Una pregunta recorre a lo largo de la teoría y la realidad económica: ¿por qué los precios de las mercancías manufacturadas en el primer mundo no bajan dado su enorme desarrollo tecnológico? Porque controlan el valor y el precio, dado que son empresas monopólicas y, además, porque, como dice Prebisch, cada vez van innovando más bienes y servicios, abarcando mercancías cada vez más sofisticadas y nuevas.
Para realizar un análisis de esto y visibilizar sus enormes consecuencias debemos considerar la unidad inquebrantable de la producción y el mercado.
El primer mundo industrializado tiene como resultado, luego de la pandemia del COVID-19, una tecnologización, una automatización y una inteligencia artificial con enormes consecuencias para la periferia latinoamericana y, sobre todo, para Bolivia. Cabe indicar que los países industrializados ya padecían de graves problemas económicos que se relacionan con la naturaleza de su crecimiento, que tiene como cualidad principal el incremento de la desigualdad que, a su vez, está enlazada con la automatización, la globalización y el decrecimiento del poder de la fuerza de trabajo frente al capital antes de la pandemia y que ahora, a puertas de salir de ella, puede tener consecuencias impredecibles para el mundo. Esta forma de crecimiento tiene como consecuencia una mayor desigualdad en el ingreso porque es destructora neta de empleo —una composición orgánica del capital creciente— y se constituye en el origen de los trastornos económicos.

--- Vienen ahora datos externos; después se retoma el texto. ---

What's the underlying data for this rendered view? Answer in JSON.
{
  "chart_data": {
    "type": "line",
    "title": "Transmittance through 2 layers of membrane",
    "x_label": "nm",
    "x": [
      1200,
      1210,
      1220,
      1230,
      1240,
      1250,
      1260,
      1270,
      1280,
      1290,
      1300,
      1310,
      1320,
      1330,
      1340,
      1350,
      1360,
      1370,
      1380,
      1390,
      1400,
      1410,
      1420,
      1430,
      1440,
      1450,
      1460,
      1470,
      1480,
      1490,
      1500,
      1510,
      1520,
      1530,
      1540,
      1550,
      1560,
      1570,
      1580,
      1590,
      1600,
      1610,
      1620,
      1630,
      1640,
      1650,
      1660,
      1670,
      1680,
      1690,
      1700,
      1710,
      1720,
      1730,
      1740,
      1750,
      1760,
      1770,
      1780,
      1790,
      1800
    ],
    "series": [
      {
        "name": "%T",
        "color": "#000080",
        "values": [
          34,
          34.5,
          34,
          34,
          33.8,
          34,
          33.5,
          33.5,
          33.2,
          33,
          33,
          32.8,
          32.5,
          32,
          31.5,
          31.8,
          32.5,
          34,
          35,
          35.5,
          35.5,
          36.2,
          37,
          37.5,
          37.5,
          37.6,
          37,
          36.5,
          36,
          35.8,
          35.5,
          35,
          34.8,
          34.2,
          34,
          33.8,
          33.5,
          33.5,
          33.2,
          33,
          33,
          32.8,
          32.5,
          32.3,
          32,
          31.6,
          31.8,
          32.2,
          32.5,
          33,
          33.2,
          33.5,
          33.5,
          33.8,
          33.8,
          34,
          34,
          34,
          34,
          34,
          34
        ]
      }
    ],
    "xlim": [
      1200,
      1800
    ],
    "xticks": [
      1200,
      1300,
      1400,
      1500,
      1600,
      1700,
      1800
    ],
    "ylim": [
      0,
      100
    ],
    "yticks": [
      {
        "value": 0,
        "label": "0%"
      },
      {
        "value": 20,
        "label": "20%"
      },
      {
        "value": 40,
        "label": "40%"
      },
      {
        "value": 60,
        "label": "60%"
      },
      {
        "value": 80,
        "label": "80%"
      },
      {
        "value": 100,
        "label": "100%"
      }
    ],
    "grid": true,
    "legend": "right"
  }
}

Estos desarrollos de la tecnología no están dirigidas precisamente a la producción de mercancías. Existe una monopolización del uso y la creación de tecnología por parte de gigantescas empresas como Netflix, Amazon, Facebook, etc., precisamente no dirigida a la parte productiva, generadora de valor. Este desarrollo del primer mundo tiene entre sus características principales el no incrementar la productividad, esto es reducir el tiempo de trabajo para producir una mercancía, reducir los costos laborales, lo que tiene implicaciones importantes en la determinación de la magnitud del valor, ya que su influencia se limita a fijar el precio en el mercado. Por eso el valor no varía a la baja y, además, porque el valor determinado de esta forma es complementado con el poder monopólico de las grandes empresas para fijar el precio en el mercado.

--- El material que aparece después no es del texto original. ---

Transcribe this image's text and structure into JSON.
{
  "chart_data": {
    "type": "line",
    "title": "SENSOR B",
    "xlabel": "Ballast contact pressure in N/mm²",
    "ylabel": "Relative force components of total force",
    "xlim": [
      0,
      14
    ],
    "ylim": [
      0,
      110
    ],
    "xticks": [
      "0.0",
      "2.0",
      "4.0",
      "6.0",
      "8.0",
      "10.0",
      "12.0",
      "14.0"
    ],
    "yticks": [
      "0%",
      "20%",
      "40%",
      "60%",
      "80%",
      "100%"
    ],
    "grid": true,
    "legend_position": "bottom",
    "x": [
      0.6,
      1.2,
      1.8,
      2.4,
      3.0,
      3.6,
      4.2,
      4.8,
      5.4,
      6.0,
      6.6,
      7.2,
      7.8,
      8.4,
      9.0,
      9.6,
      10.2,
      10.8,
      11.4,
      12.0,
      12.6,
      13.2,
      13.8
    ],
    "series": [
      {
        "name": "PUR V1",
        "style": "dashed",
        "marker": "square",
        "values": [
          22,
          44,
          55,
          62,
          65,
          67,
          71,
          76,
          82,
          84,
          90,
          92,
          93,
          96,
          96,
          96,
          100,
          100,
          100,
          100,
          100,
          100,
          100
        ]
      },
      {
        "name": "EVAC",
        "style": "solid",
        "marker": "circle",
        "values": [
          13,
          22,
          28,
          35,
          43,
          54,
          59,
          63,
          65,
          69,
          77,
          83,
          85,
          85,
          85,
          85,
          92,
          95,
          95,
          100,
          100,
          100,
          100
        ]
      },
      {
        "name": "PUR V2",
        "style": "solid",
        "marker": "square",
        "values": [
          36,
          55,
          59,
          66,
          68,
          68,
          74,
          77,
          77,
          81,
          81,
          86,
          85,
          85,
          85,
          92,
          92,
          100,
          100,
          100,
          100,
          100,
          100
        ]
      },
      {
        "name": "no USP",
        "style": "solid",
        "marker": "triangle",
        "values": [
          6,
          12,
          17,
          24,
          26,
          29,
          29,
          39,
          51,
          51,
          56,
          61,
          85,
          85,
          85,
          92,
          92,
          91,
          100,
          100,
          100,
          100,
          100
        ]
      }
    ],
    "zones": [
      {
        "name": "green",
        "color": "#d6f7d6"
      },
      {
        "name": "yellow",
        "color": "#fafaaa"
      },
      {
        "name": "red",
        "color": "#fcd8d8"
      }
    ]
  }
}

En ese marco, ante una tecnificación exagerada y sin dirección de los países desarrollados, las naciones latinoamericanas, y especialmente Bolivia, tienen el desafío de pensar en su propio desarrollo, que puede ser considerado una reacción frente al estrangulamiento externo en Bolivia. Una forma de enfrentarlo es reverdecer la idea de hace décadas, la de la industrialización por sustitución de importaciones en el amplio marco del mercado mundial, y de una reconstrucción de la economía post COVID-19 pero, obviamente, sin reproducir al pie de la letra lo que se aplicó, sino adecuándola a las condiciones actuales de la economía global, donde la competencia es salvaje y no escatima esfuerzos a la hora de fijar los precios de las mercancías en los mercados de la aldea global.

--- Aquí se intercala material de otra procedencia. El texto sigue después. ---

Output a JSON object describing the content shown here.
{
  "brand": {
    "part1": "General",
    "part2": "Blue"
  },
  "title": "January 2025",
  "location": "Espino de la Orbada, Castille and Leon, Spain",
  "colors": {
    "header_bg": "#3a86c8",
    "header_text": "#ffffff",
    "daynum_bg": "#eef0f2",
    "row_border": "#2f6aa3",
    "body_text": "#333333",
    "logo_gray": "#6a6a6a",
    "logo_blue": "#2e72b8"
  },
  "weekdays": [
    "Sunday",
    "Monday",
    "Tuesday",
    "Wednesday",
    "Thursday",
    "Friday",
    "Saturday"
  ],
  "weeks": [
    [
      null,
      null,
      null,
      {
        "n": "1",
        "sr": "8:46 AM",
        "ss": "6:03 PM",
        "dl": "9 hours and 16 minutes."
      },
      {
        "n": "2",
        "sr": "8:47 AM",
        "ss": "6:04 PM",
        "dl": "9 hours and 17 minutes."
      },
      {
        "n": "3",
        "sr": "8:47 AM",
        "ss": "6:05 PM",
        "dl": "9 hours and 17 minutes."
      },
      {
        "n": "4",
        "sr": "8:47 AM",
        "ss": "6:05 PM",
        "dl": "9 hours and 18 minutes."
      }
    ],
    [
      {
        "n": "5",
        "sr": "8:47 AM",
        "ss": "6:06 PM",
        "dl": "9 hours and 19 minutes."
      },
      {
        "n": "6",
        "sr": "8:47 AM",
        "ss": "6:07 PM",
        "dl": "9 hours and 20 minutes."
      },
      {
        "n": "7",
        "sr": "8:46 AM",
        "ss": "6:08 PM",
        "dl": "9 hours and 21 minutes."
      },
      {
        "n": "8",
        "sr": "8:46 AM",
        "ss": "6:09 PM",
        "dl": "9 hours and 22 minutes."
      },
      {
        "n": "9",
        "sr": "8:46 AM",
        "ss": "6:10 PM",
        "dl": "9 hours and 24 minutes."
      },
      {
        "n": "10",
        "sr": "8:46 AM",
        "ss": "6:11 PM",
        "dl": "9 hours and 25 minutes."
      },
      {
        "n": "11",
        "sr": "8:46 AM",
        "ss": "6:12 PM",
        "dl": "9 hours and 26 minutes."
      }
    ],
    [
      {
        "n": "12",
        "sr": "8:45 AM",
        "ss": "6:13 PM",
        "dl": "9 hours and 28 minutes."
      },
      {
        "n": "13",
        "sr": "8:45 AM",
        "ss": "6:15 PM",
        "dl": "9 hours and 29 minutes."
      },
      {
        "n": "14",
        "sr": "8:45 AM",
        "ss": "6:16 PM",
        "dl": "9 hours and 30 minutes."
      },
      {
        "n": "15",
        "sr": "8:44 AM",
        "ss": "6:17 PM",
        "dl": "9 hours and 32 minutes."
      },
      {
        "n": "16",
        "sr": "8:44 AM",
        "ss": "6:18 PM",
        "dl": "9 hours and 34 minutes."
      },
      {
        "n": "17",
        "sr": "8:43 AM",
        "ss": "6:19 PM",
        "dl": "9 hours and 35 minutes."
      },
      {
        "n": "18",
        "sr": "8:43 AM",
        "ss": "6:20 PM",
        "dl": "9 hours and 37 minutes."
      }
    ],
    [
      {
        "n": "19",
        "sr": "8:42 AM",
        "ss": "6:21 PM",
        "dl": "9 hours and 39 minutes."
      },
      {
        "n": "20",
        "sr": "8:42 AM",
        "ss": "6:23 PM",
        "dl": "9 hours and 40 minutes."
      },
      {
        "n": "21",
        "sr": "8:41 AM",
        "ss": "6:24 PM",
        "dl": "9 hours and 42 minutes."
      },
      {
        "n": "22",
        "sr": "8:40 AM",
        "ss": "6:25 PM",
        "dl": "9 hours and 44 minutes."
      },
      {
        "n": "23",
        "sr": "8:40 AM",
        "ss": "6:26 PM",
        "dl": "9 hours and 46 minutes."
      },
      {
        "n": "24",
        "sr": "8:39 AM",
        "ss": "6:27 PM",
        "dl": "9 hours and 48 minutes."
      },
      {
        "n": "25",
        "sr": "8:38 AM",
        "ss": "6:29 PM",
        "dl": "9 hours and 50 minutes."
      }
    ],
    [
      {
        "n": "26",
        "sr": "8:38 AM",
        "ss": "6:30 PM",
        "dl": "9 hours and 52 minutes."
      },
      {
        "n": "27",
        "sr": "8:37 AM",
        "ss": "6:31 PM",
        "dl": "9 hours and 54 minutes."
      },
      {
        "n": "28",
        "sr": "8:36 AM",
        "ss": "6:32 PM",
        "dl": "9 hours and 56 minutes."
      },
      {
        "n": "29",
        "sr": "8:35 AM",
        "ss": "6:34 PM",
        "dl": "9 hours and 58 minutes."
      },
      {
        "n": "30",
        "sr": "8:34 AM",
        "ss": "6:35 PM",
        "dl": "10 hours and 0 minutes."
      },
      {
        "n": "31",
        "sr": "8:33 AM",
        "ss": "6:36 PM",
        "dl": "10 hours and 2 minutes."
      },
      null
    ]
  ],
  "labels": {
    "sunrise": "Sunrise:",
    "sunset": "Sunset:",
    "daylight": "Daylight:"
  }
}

Entonces, ante los cambios tecnológicos de los países desarrollados, los precios de los bienes manufacturados simples y complejos no descienden a pesar de existir un enorme crecimiento de la tecnología, la automatización y la inteligencia artificial. Esto nos obliga a inferir que existe un mayor deterioro de los términos de intercambio, concepto que nos brindó la CEPAL. Son elementos que fuerzan a reflexionar sobre el futuro de la economía boliviana y la urgencia de plantear una forma de industrializar el país a través de la sustitución de importaciones, caso contrario será demasiado tarde.
Efraín Huanca Quisbert es economista.